There have also been a few demoralizing moments when I have found support sadly lacking in surprising places. It’s hard to feel supported when navigating the bureaucratic purgatory of so many confusing forms and convoluted processes required to get paid, maintain benefits, obtain accommodations. On more than one occasion, I have been made to feel like I am somehow making up or embellishing the truth of my condition to get special treatment. In these moments, I just feel icky and hopeless and shocked. As someone who has been sucking it up and soldiering on my entire life, I am beyond insulted by the implication that I am somehow doing anything short of what is physically possible for me at this moment.

I am terrified that I may never run again. I am heartbroken to hear Boris say that he wishes he had a mommy who didn’t have a broken foot. I am deflated when simple things that used to take seconds take minutes, hours, or worse–aren’t even possible to accomplish right now.

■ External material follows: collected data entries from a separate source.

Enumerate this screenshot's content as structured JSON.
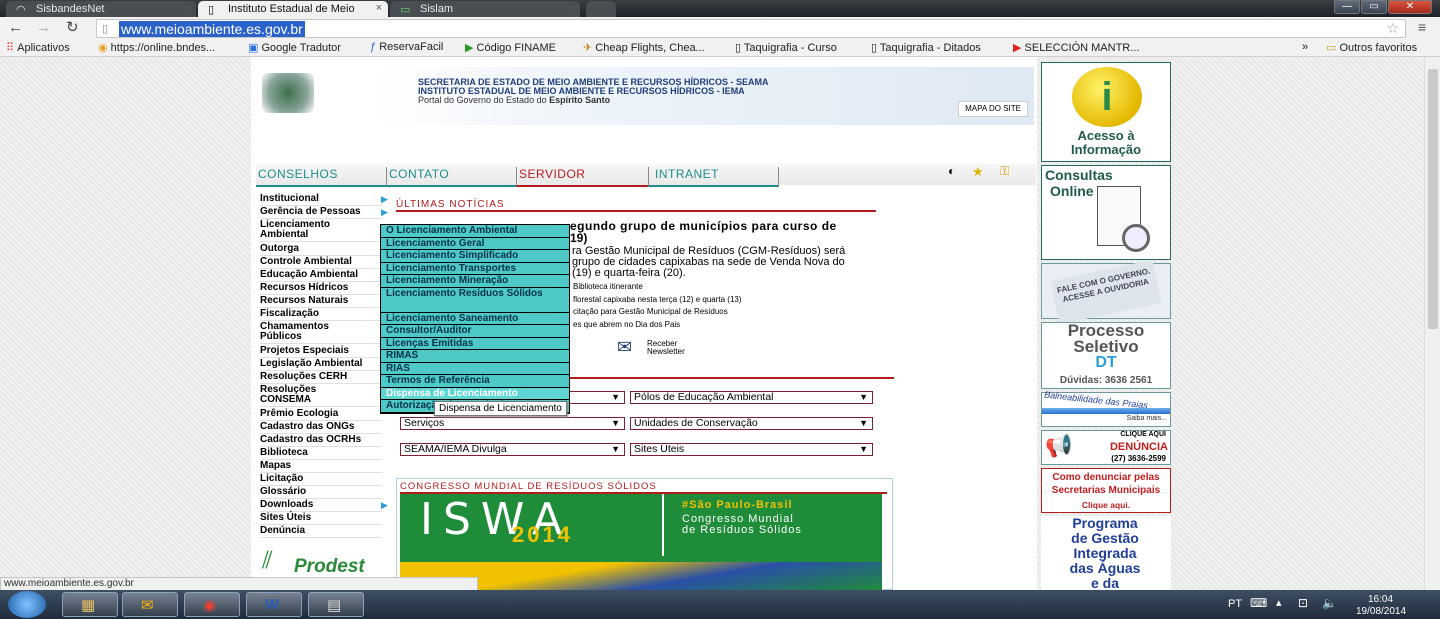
{
  "browser": {
    "tabs": [
      {
        "label": "SisbandesNet",
        "icon": "◠"
      },
      {
        "label": "Instituto Estadual de Meio",
        "icon": "▯"
      },
      {
        "label": "Sislam",
        "icon": "▭"
      },
      {
        "label": "",
        "icon": ""
      }
    ],
    "url": "www.meioambiente.es.gov.br",
    "bookmarks": [
      "Aplicativos",
      "https://online.bndes...",
      "Google Tradutor",
      "ReservaFacil",
      "Código FINAME",
      "Cheap Flights, Chea...",
      "Taquigrafia - Curso",
      "Taquigrafia - Ditados",
      "SELECCIÓN MANTR..."
    ],
    "bookmarks_more": "»",
    "other_bookmarks": "Outros favoritos",
    "status_url": "www.meioambiente.es.gov.br"
  },
  "header": {
    "line1": "SECRETARIA DE ESTADO DE MEIO AMBIENTE E RECURSOS HÍDRICOS - SEAMA",
    "line2": "INSTITUTO ESTADUAL DE MEIO AMBIENTE E RECURSOS HÍDRICOS - IEMA",
    "line3_prefix": "Portal do Governo do Estado do ",
    "line3_bold": "Espírito Santo",
    "mapa": "MAPA DO SITE"
  },
  "nav": [
    "CONSELHOS",
    "CONTATO",
    "SERVIDOR",
    "INTRANET"
  ],
  "left_menu": [
    {
      "label": "Institucional",
      "arrow": true
    },
    {
      "label": "Gerência de Pessoas",
      "arrow": true
    },
    {
      "label": "Licenciamento",
      "label2": "Ambiental",
      "arrow": false
    },
    {
      "label": "Outorga"
    },
    {
      "label": "Controle Ambiental"
    },
    {
      "label": "Educação Ambiental"
    },
    {
      "label": "Recursos Hídricos"
    },
    {
      "label": "Recursos Naturais"
    },
    {
      "label": "Fiscalização"
    },
    {
      "label": "Chamamentos",
      "label2": "Públicos"
    },
    {
      "label": "Projetos Especiais"
    },
    {
      "label": "Legislação Ambiental"
    },
    {
      "label": "Resoluções CERH"
    },
    {
      "label": "Resoluções",
      "label2": "CONSEMA"
    },
    {
      "label": "Prêmio Ecologia"
    },
    {
      "label": "Cadastro das ONGs"
    },
    {
      "label": "Cadastro das OCRHs"
    },
    {
      "label": "Biblioteca"
    },
    {
      "label": "Mapas"
    },
    {
      "label": "Licitação"
    },
    {
      "label": "Glossário"
    },
    {
      "label": "Downloads",
      "arrow": true
    },
    {
      "label": "Sites Úteis"
    },
    {
      "label": "Denúncia"
    }
  ],
  "prodest": "Prodest",
  "submenu": [
    "O Licenciamento Ambiental",
    "Licenciamento Geral",
    "Licenciamento Simplificado",
    "Licenciamento Transportes",
    "Licenciamento Mineração",
    "Licenciamento Resíduos Sólidos",
    "Licenciamento Saneamento",
    "Consultor/Auditor",
    "Licenças Emitidas",
    "RIMAS",
    "RIAS",
    "Termos de Referência",
    "Dispensa de Licenciamento",
    "Autorização de Manejo de Fauna"
  ],
  "tooltip": "Dispensa de Licenciamento",
  "news": {
    "section_title": "ÚLTIMAS NOTÍCIAS",
    "headline_a": "egundo grupo de municípios para curso de",
    "headline_b": "19)",
    "body1": "ra Gestão Municipal de Resíduos (CGM-Resíduos) será",
    "body2": "grupo de cidades capixabas na sede de Venda Nova do",
    "body3": "(19) e quarta-feira (20).",
    "item1": "Biblioteca itinerante",
    "item2": "florestal capixaba nesta terça (12) e quarta (13)",
    "item3": "citação para Gestão Municipal de Resíduos",
    "item4": "es que abrem no Dia dos Pais",
    "newsletter1": "Receber",
    "newsletter2": "Newsletter"
  },
  "selects": [
    "",
    "Pólos de Educação Ambiental",
    "Serviços",
    "Unidades de Conservação",
    "SEAMA/IEMA Divulga",
    "Sites Úteis"
  ],
  "congresso": {
    "title": "CONGRESSO MUNDIAL DE RESÍDUOS SÓLIDOS",
    "isws": "ISWA",
    "year": "2014",
    "hashtag": "#São Paulo-Brasil",
    "line1": "Congresso Mundial",
    "line2": "de Resíduos Sólidos"
  },
  "sidebar": {
    "acesso1": "Acesso à",
    "acesso2": "Informação",
    "consultas1": "Consultas",
    "consultas2": "Online",
    "fale": "FALE COM O GOVERNO. ACESSE A OUVIDORIA",
    "processo1": "Processo",
    "processo2": "Seletivo",
    "processo3": "DT",
    "duvidas": "Dúvidas: 3636 2561",
    "balnea": "Balneabilidade das Praias",
    "saiba": "Saiba mais...",
    "clique": "CLIQUE AQUI",
    "denuncia": "DENÚNCIA",
    "fone": "(27) 3636-2599",
    "como1": "Como denunciar pelas",
    "como2": "Secretarias Municipais",
    "clique2": "Clique aqui.",
    "programa": [
      "Programa",
      "de Gestão",
      "Integrada",
      "das Águas",
      "e da"
    ]
  },
  "taskbar": {
    "lang": "PT",
    "time": "16:04",
    "date": "19/08/2014"
  },
  "colors": {
    "accent": "#2a62c9",
    "menu": "#4ec9c7",
    "red": "#b31c1c"
  }
}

I am bolstered by the fact that I WILL get better. I can’t even begin to imagine what it must be like for the many many people who must face the truth that their particular accident has caused damage that can never be repaired, will never get any better. As stated–for the most part I am nothing short of grateful for all that has happened since I’ve been laid up. I’m grateful it it was my foot that was smashed–not my head or my neck. I am grateful that healing is possible.

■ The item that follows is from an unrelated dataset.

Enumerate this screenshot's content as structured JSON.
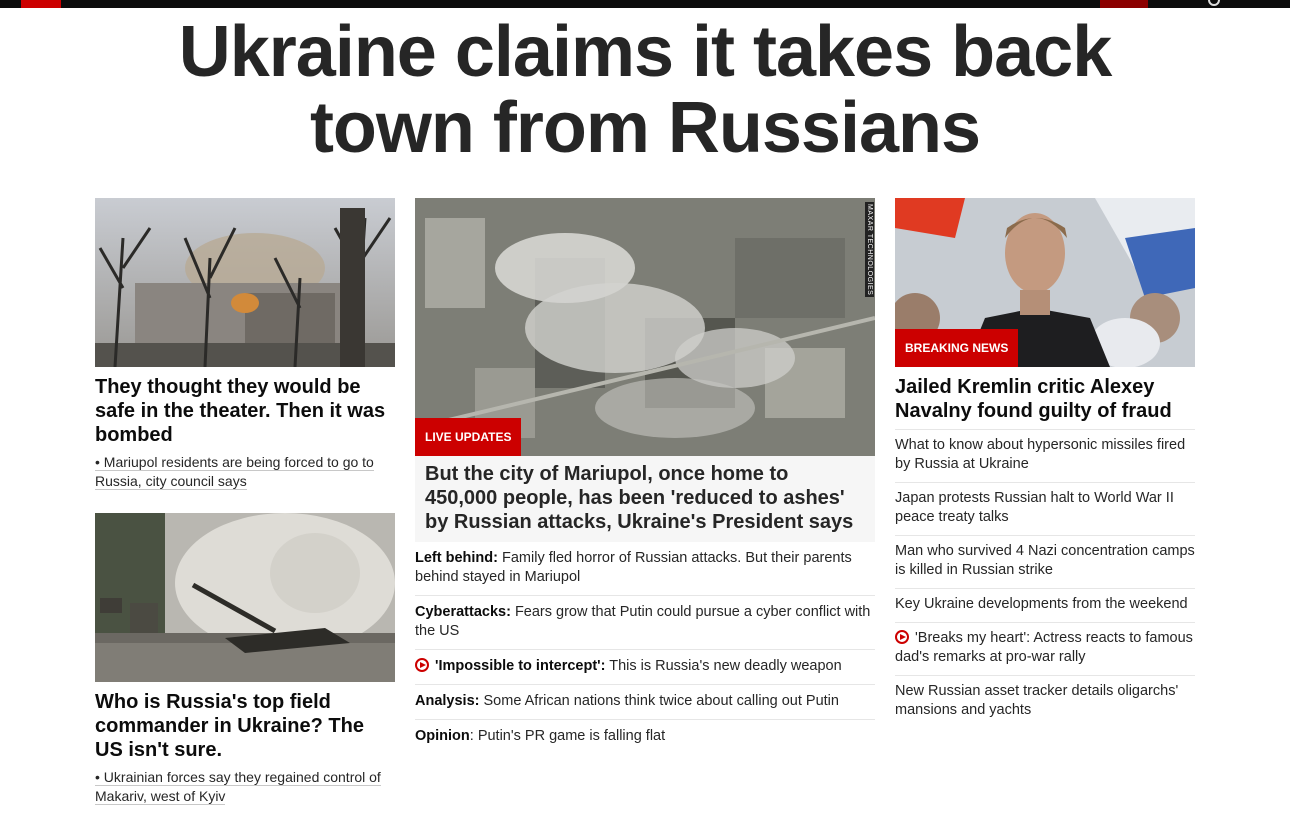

Still, the not-so-fluffy moments are real and important to acknowledge and remember too. I think that this time will help me to have so much more compassion going forward. I have been forever changed both by the immense love we have experienced and the few bits of indifference/lack of compassion we have experienced. I will forever remember how I definitely DO and definitely DON’T want to make people feel in their moment of need. At times like this, there is enough darkness to overcome in one’s one mind. Nobody who’s truly hurting should be made to feel like they have to prove the extent of their hurt to anyone. Nobody should be made to struggle to feel valid when they are convalescing and already struggling against their own feelings of invalidity.